Could you cover regulated vs constitutive promoters again?
Promoters are stretches of DNA where RNA polymerase can bind. There are many different promoter sequences, and it is the unique pattern of these sequences and regulatory regions (the up and downstream sequences that attract proteins that can bind DNA and modify RNA transcriptional activity through a variety of mechanisms) that control when a gene is transcribed and how many copies are transcribed. Constitutive promoters are “always on” – meaning that RNA polymerase is constantly binding to the promoter and transcribing. Regulated promoters have properties up or downstream that prevent (inducible) or block (repressible) transcription through any of a variety of molecular mechanisms.
Is there a way to alter protein generation and degradation rates?
Absolutely! This is actually a wonderful question for a biochemist, and I’ll point you towards literature in that field for more details. Briefly, protein synthesis, as defined by the time it takes from turning “on” transcription to the accumulation of a certain quantity of a protein, is influenced by transcription rate, mRNA stability, ribosomal binding site specificity, temperature, the presence of accessory folding proteins in the endoplasmic reticulum, and many other factors. Post-translational stability is impacted by ubiquitination and other post-translational modification that regulates targeting to the proteasome and proteasomal degradation rates.

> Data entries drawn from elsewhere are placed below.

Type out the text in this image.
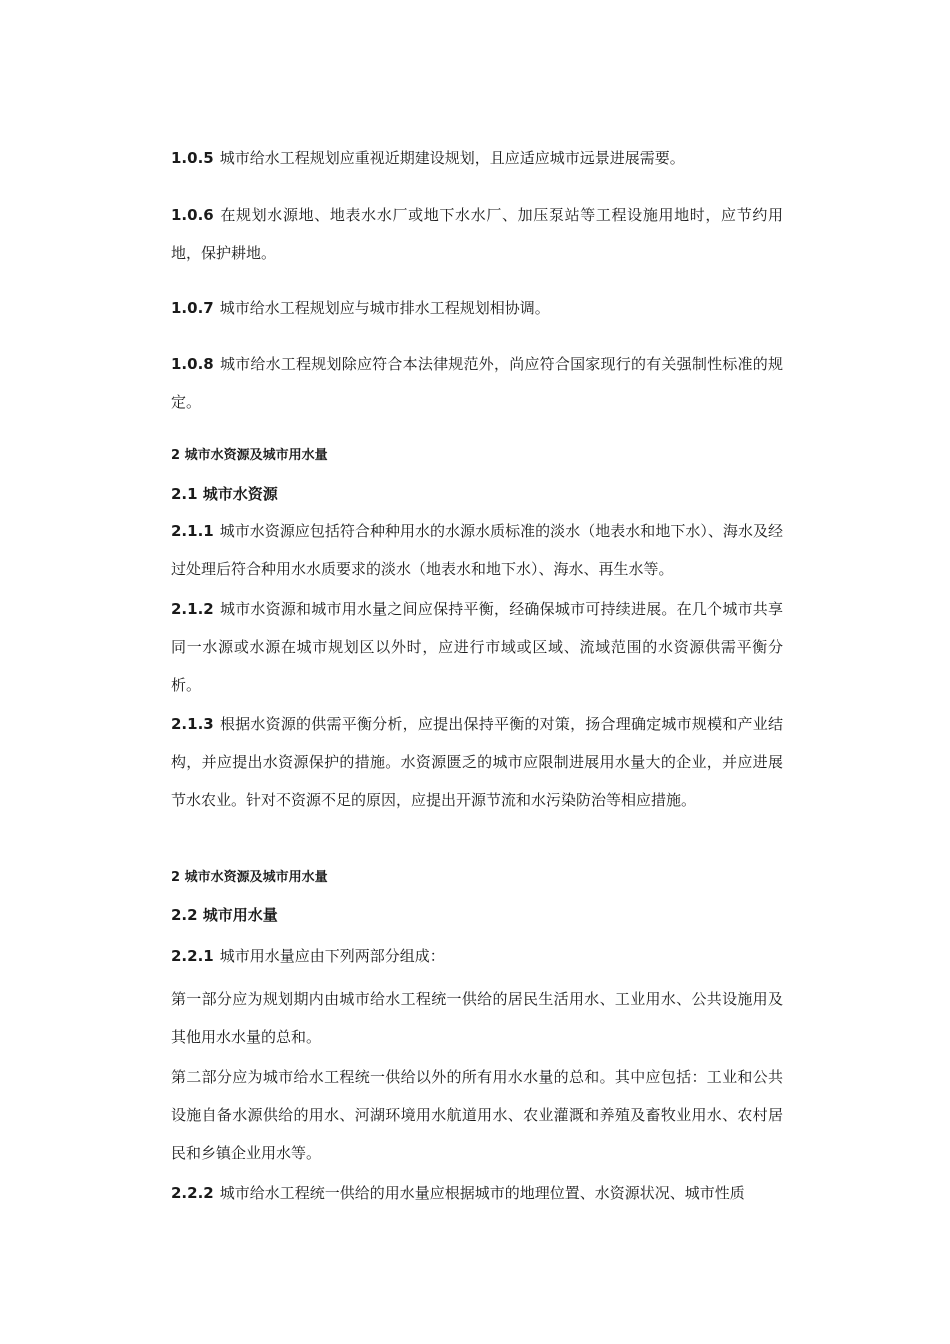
1.0.5 城市给水工程规划应重视近期建设规划，且应适应城市远景进展需要。

1.0.6 在规划水源地、地表水水厂或地下水水厂、加压泵站等工程设施用地时，应节约用地，保护耕地。

1.0.7 城市给水工程规划应与城市排水工程规划相协调。

1.0.8 城市给水工程规划除应符合本法律规范外，尚应符合国家现行的有关强制性标准的规定。

2 城市水资源及城市用水量

2.1 城市水资源

2.1.1 城市水资源应包括符合种种用水的水源水质标准的淡水（地表水和地下水）、海水及经过处理后符合种用水水质要求的淡水（地表水和地下水）、海水、再生水等。

2.1.2 城市水资源和城市用水量之间应保持平衡，经确保城市可持续进展。在几个城市共享同一水源或水源在城市规划区以外时，应进行市域或区域、流域范围的水资源供需平衡分析。

2.1.3 根据水资源的供需平衡分析，应提出保持平衡的对策，扬合理确定城市规模和产业结构，并应提出水资源保护的措施。水资源匮乏的城市应限制进展用水量大的企业，并应进展节水农业。针对不资源不足的原因，应提出开源节流和水污染防治等相应措施。

2 城市水资源及城市用水量

2.2 城市用水量

2.2.1 城市用水量应由下列两部分组成：

第一部分应为规划期内由城市给水工程统一供给的居民生活用水、工业用水、公共设施用及其他用水水量的总和。

第二部分应为城市给水工程统一供给以外的所有用水水量的总和。其中应包括：工业和公共设施自备水源供给的用水、河湖环境用水航道用水、农业灌溉和养殖及畜牧业用水、农村居民和乡镇企业用水等。

2.2.2 城市给水工程统一供给的用水量应根据城市的地理位置、水资源状况、城市性质
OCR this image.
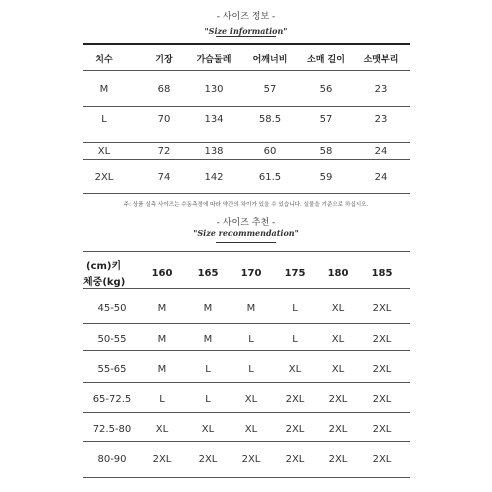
- 사이즈 정보 -
"Size information"
치수	기장	가슴둘레	어깨너비	소매 길이	소맷부리
M	68	130	57	56	23
L	70	134	58.5	57	23
XL	72	138	60	58	24
2XL	74	142	61.5	59	24
주: 상품 실측 사이즈는 수동측정에 따라 약간의 차이가 있을 수 있습니다. 실물을 기준으로 하십시오.
- 사이즈 추천 -
"Size recommendation"
(cm)키
체중(kg)
160	165	170	175	180	185
45-50	M	M	M	L	XL	2XL
50-55	M	M	L	L	XL	2XL
55-65	M	L	L	XL	XL	2XL
65-72.5	L	L	XL	2XL	2XL	2XL
72.5-80	XL	XL	XL	2XL	2XL	2XL
80-90	2XL	2XL	2XL	2XL	2XL	2XL
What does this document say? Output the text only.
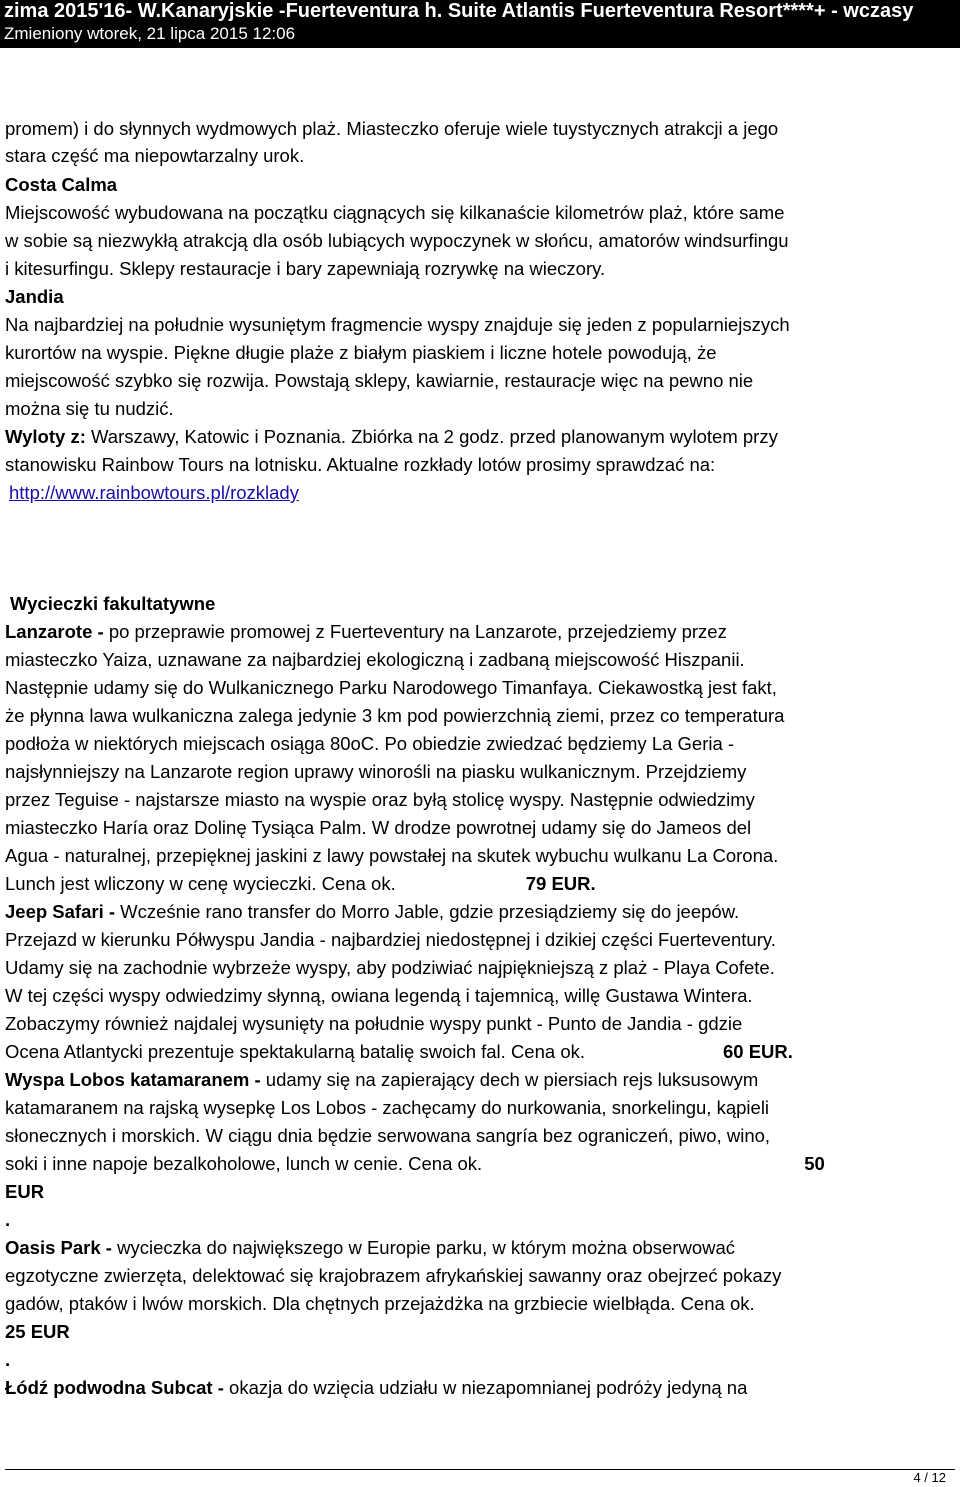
zima 2015'16- W.Kanaryjskie -Fuerteventura h. Suite Atlantis Fuerteventura Resort****+ - wczasy
Zmieniony wtorek, 21 lipca 2015 12:06

promem) i do słynnych wydmowych plaż. Miasteczko oferuje wiele tuystycznych atrakcji a jego

stara część ma niepowtarzalny urok.

Costa Calma

Miejscowość wybudowana na początku ciągnących się kilkanaście kilometrów plaż, które same

w sobie są niezwykłą atrakcją dla osób lubiących wypoczynek w słońcu, amatorów windsurfingu

i kitesurfingu. Sklepy restauracje i bary zapewniają rozrywkę na wieczory.

Jandia

Na najbardziej na południe wysuniętym fragmencie wyspy znajduje się jeden z popularniejszych

kurortów na wyspie. Piękne długie plaże z białym piaskiem i liczne hotele powodują, że

miejscowość szybko się rozwija. Powstają sklepy, kawiarnie, restauracje więc na pewno nie

można się tu nudzić.

Wyloty z: Warszawy, Katowic i Poznania. Zbiórka na 2 godz. przed planowanym wylotem przy

stanowisku Rainbow Tours na lotnisku. Aktualne rozkłady lotów prosimy sprawdzać na:

http://www.rainbowtours.pl/rozklady

Wycieczki fakultatywne

Lanzarote - po przeprawie promowej z Fuerteventury na Lanzarote, przejedziemy przez

miasteczko Yaiza, uznawane za najbardziej ekologiczną i zadbaną miejscowość Hiszpanii.

Następnie udamy się do Wulkanicznego Parku Narodowego Timanfaya. Ciekawostką jest fakt,

że płynna lawa wulkaniczna zalega jedynie 3 km pod powierzchnią ziemi, przez co temperatura

podłoża w niektórych miejscach osiąga 80oC. Po obiedzie zwiedzać będziemy La Geria -

najsłynniejszy na Lanzarote region uprawy winorośli na piasku wulkanicznym. Przejdziemy

przez Teguise - najstarsze miasto na wyspie oraz byłą stolicę wyspy. Następnie odwiedzimy

miasteczko Haría oraz Dolinę Tysiąca Palm. W drodze powrotnej udamy się do Jameos del

Agua - naturalnej, przepięknej jaskini z lawy powstałej na skutek wybuchu wulkanu La Corona.

Lunch jest wliczony w cenę wycieczki. Cena ok.	79 EUR.

Jeep Safari - Wcześnie rano transfer do Morro Jable, gdzie przesiądziemy się do jeepów.

Przejazd w kierunku Półwyspu Jandia - najbardziej niedostępnej i dzikiej części Fuerteventury.

Udamy się na zachodnie wybrzeże wyspy, aby podziwiać najpiękniejszą z plaż - Playa Cofete.

W tej części wyspy odwiedzimy słynną, owiana legendą i tajemnicą, willę Gustawa Wintera.

Zobaczymy również najdalej wysunięty na południe wyspy punkt - Punto de Jandia - gdzie

Ocena Atlantycki prezentuje spektakularną batalię swoich fal. Cena ok.	60 EUR.

Wyspa Lobos katamaranem - udamy się na zapierający dech w piersiach rejs luksusowym

katamaranem na rajską wysepkę Los Lobos - zachęcamy do nurkowania, snorkelingu, kąpieli

słonecznych i morskich. W ciągu dnia będzie serwowana sangría bez ograniczeń, piwo, wino,

soki i inne napoje bezalkoholowe, lunch w cenie. Cena ok.	50

EUR

.

Oasis Park - wycieczka do największego w Europie parku, w którym można obserwować

egzotyczne zwierzęta, delektować się krajobrazem afrykańskiej sawanny oraz obejrzeć pokazy

gadów, ptaków i lwów morskich. Dla chętnych przejażdżka na grzbiecie wielbłąda. Cena ok.

25 EUR

.

Łódź podwodna Subcat - okazja do wzięcia udziału w niezapomnianej podróży jedyną na

4 / 12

If an antibody binds to a specific protein, why do you need to block it from the membrane? Shouldn’t it only bind to the protein?
An antibody is actually only specific to an “antigen” or an “epitope” – these are smaller regions of the larger 3D structure and can be very specific; we’ll cover it in the next lecture.
https://www.abcam.com/protocols/antigens
Could you point me to additional resources for antibodies and Western Blots?
There are a couple videos linked on the Week 10 page that might be helpful. As for reference-level additional resources, much like Addgene is to plasmids, there are several major commercial sources for antibodies and other protein biochemistry-related reagents. These companies benefit from customers understanding the technical details of what their products are and how they are made, so they have produced some very good resources where you can learn everything you’d ever want to know about the myriad protein biochemistry techniques… just keep in mind as you read these resources that they may be biased towards one company’s offerings.
Dako (now part of Agilent): “Immunohistochemical staining methods 6th edition” is a resource for histopathologists and, in my opinion, offers an ideal level of detail explaining what antibodies are and their practical use in the lab. The appendices cover in more detail what we touched on in class about primary antibodies, secondary antibodies, affining, reactivity etc… If you find yourself in a situation where you need to develop a staining protocol for any antibody, please take a peek at this reference first! https://www.agilent.com/cs/library/technicaloverviews/public/08002_ihc_staining_methods.pdf
Abcam: makes antibodies and makes a concerted effort to track where and how they are used. The also publish really good protocols with plenty of background information. Abcam’s protocol section is usually my first stop when learning a new assay or to find a tried and true protocol for adaptation. https://www.abcam.com/tag/western%20blot%20protocols
ThermoFisherScientific: is a huge life sciences reagents company. They have a user-friendly interface with bite-sized information about antibodies. https://www.thermofisher.com/us/en/home/life-science/antibodies.html
Cell Signaling Technologies: makes very high-quality, diagnostic-grade antibodies. Here’s a link to their resources page – you can select your antibody and western blot area of interest. https://www.cellsignal.com/contents/resources/applications/resources-applications
Why is a secondary antibody needed in Western Blotting? Can the primary not be fluorescent?
The primary can be directly conjugated to a fluorophore, and for some very sensitive applications (ex: flow cytometry), the primary is usually fluorescent and no secondary antibody is used. One reason to use a secondary antibody is to increase the signal. One molecule of primary binds one molecule of antigen, but many molecules of secondary can bind to a single molecule of primary antibody. Sometimes, when the antigen abundance is very, very low, a tertiary antibody can be used on an additional signal amplification method like TSA (link).